14th Street: Nation’s Busiest Bus Route

The nucleus of the city and the M.T.A.’s plan is 14th Street, which stretches from the East River to the Hudson River. During the morning and evening rush between Third Avenue and Ninth Avenue, it will be limited to buses with the exception of some vehicles like delivery trucks.

The city has a goal of ensuring that buses can cross the bus corridor along 14th Street in 20 minutes, a speed rate of over 6.5 miles per hour and over 40 percent faster than buses there travel now. But some transit experts are dubious, believing that 14th Street “will saturate with buses,” said Annie Weinstock, the president of BRT International, a company that plans and designs bus rapid transit systems and that helped produce an alternate plan for 14th Street. “Buses will queue up behind one another and become a bus parking lot.”

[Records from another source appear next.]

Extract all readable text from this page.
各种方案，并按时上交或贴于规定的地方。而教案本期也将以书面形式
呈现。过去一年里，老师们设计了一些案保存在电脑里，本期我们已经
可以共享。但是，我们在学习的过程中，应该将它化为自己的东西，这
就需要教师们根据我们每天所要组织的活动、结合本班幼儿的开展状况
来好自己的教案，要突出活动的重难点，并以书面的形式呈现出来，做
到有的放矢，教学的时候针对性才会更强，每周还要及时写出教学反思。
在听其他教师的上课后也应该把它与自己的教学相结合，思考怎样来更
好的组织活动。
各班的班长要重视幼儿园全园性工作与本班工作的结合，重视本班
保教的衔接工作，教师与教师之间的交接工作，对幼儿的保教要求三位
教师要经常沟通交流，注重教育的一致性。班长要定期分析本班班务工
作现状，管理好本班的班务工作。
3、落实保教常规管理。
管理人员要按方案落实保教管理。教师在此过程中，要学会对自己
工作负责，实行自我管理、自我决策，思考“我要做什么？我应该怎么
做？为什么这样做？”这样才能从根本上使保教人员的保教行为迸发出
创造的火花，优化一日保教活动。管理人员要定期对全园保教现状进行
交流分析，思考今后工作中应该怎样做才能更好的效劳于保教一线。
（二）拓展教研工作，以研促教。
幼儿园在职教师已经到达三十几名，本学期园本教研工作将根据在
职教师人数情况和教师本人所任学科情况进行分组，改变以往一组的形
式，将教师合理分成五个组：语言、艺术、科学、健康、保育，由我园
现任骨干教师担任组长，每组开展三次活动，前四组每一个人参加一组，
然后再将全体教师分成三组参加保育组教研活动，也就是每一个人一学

Ms. Trottenberg said the plan for 14th Street was flexible. “If we don’t get it right from the start we can adjust,’’ she said.

Transit experts have pushed for buses to be free to speed loading and prevent gridlock. “The only way we are going to get near the capacity that the M.T.A. thinks will shift on to buses is if we do everything we can to get people onto those buses as fast as we can,” said Nick Sifuentes, executive director of the Tri-State Transportation Campaign, an advocacy group.

A spokesman for the M.T.A., Jon Weinstein, said the agency had not made any final decisions about fares.

Businesses have already begun making plans for the shutdown, including shifting deliveries to overnight to avoid the crush, said Jennifer Falk, executive director of the Union Square Partnership, the business improvement district for the area. On the other hand, some retailers are looking forward to the flood of new commuters. “There are tens of thousands of people who will experience the ground floor retail on 14th Street who would never come above ground before,” Ms. Falk said.